The Obama administration has so far struggled to come up with a clear vision for addressing the banking crisis. Treasury Secretary Tim Geithner has been pummeled for his lackluster performance to date in selling a complicated proposal that calls for governmental shepherding and private investing to address that overwhelming mortgage debt crippling the financial giants. There is a lack of directness in confronting the matter that is shaking Wall Street.
It appears no one really wants to confront the bottom line of the banking crisis because the options faced by Washington, by Wall Street, by America and by the world range from the painfully contentious to the apocalyptic.
The government could nationalize the “zombie banks” that are now basically insolvent and are dragging down the system.
What many of these troubled institutions would prefer is more bailout money, which some are already getting.
We could also let the banks go bankrupt, as some critics of this whole mess have grumbled: Let them fail and take their lumps.
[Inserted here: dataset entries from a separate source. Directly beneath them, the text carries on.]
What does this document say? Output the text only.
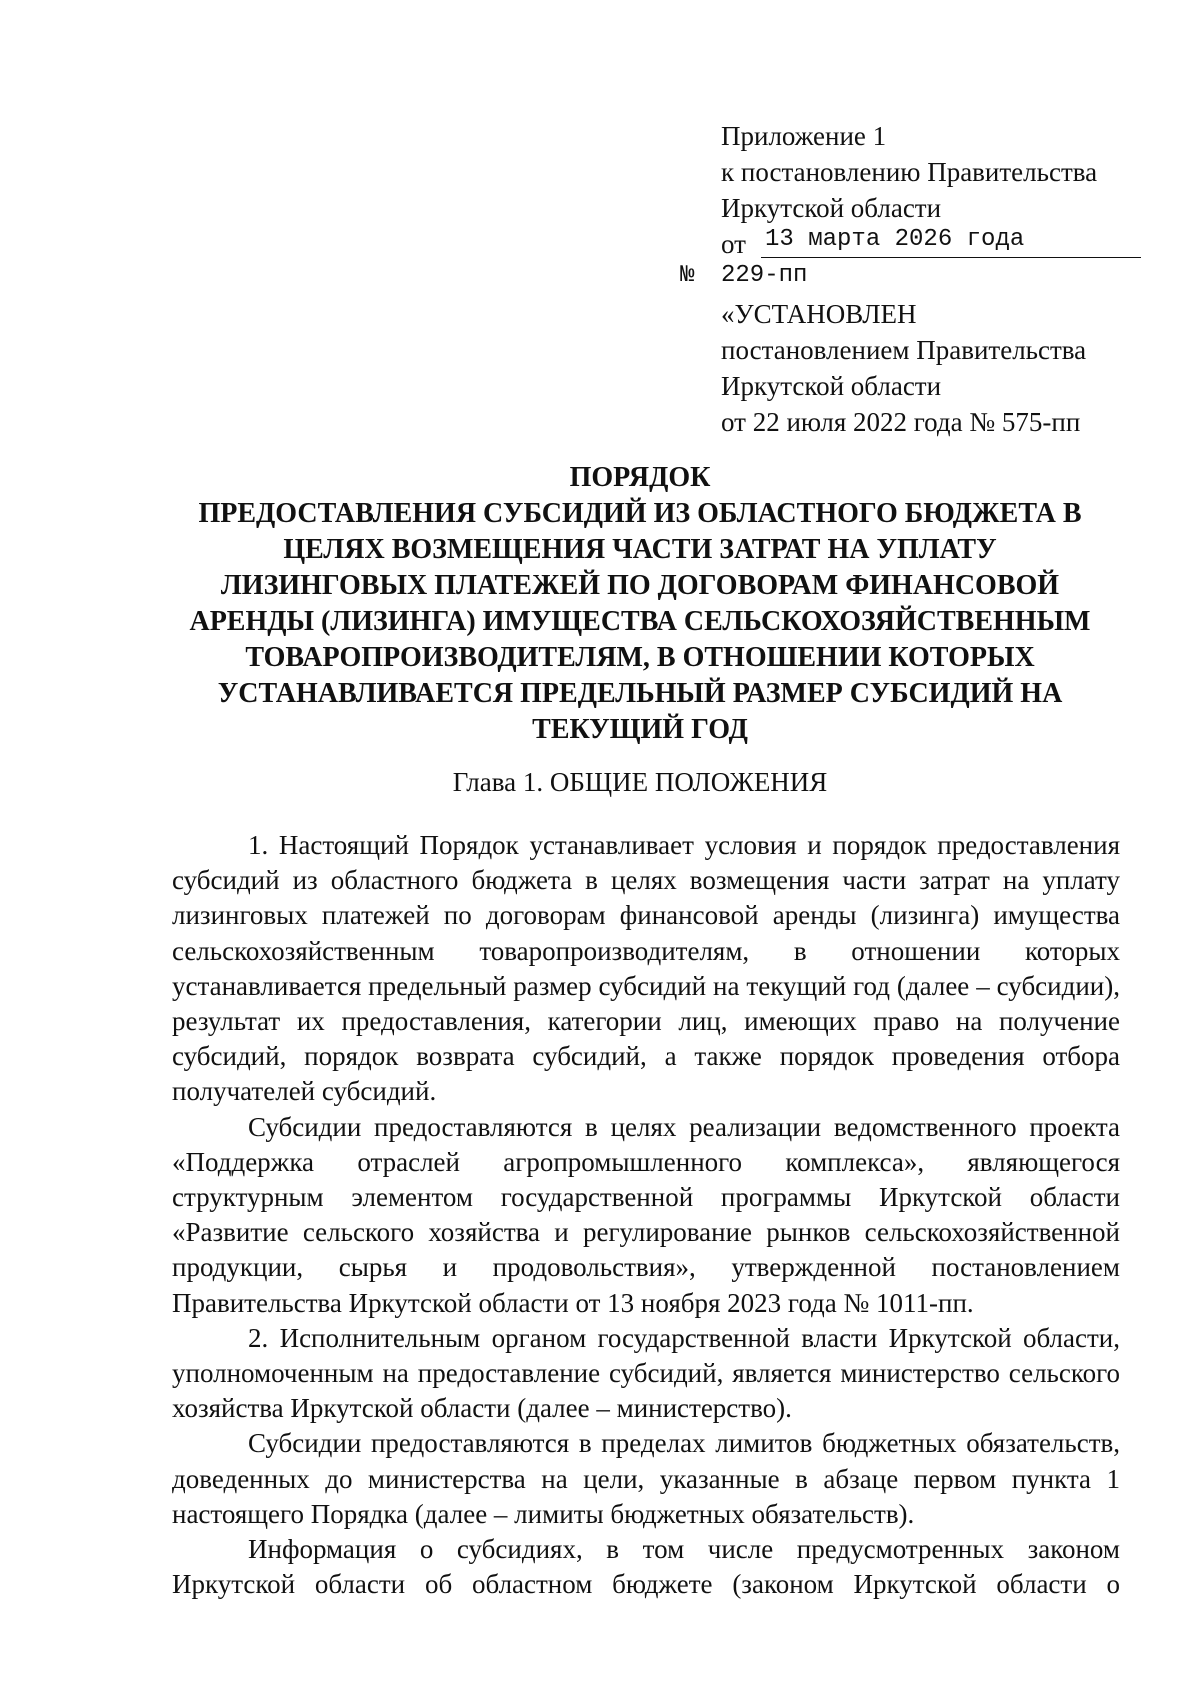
Приложение 1
к постановлению Правительства
Иркутской области
от 13 марта 2026 года
№ 229-пп
«УСТАНОВЛЕН
постановлением Правительства
Иркутской области
от 22 июля 2022 года № 575-пп
ПОРЯДОК
ПРЕДОСТАВЛЕНИЯ СУБСИДИЙ ИЗ ОБЛАСТНОГО БЮДЖЕТА В
ЦЕЛЯХ ВОЗМЕЩЕНИЯ ЧАСТИ ЗАТРАТ НА УПЛАТУ
ЛИЗИНГОВЫХ ПЛАТЕЖЕЙ ПО ДОГОВОРАМ ФИНАНСОВОЙ
АРЕНДЫ (ЛИЗИНГА) ИМУЩЕСТВА СЕЛЬСКОХОЗЯЙСТВЕННЫМ
ТОВАРОПРОИЗВОДИТЕЛЯМ, В ОТНОШЕНИИ КОТОРЫХ
УСТАНАВЛИВАЕТСЯ ПРЕДЕЛЬНЫЙ РАЗМЕР СУБСИДИЙ НА
ТЕКУЩИЙ ГОД
Глава 1. ОБЩИЕ ПОЛОЖЕНИЯ

1. Настоящий Порядок устанавливает условия и порядок предоставления субсидий из областного бюджета в целях возмещения части затрат на уплату лизинговых платежей по договорам финансовой аренды (лизинга) имущества сельскохозяйственным товаропроизводителям, в отношении которых устанавливается предельный размер субсидий на текущий год (далее – субсидии), результат их предоставления, категории лиц, имеющих право на получение субсидий, порядок возврата субсидий, а также порядок проведения отбора получателей субсидий.

Субсидии предоставляются в целях реализации ведомственного проекта «Поддержка отраслей агропромышленного комплекса», являющегося структурным элементом государственной программы Иркутской области «Развитие сельского хозяйства и регулирование рынков сельскохозяйственной продукции, сырья и продовольствия», утвержденной постановлением Правительства Иркутской области от 13 ноября 2023 года № 1011-пп.

2. Исполнительным органом государственной власти Иркутской области, уполномоченным на предоставление субсидий, является министерство сельского хозяйства Иркутской области (далее – министерство).

Субсидии предоставляются в пределах лимитов бюджетных обязательств, доведенных до министерства на цели, указанные в абзаце первом пункта 1 настоящего Порядка (далее – лимиты бюджетных обязательств).

Информация о субсидиях, в том числе предусмотренных законом Иркутской области об областном бюджете (законом Иркутской области о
Unfortunately, those “lumps” could very well collapse the global economy.
Obama currently seems to be pushing a cross between nationalization and privatized bailouts.
That may be a great display of arrogance — and a great emotional argument FOR nationalization — but it also seems to be the most direct assessment so far of the current banking fiasco.
What will Washington do? And what is it going to cost us? Those are really the only two questions that matter anymore. And make no mistake, the second question is going to come with an ugly answer.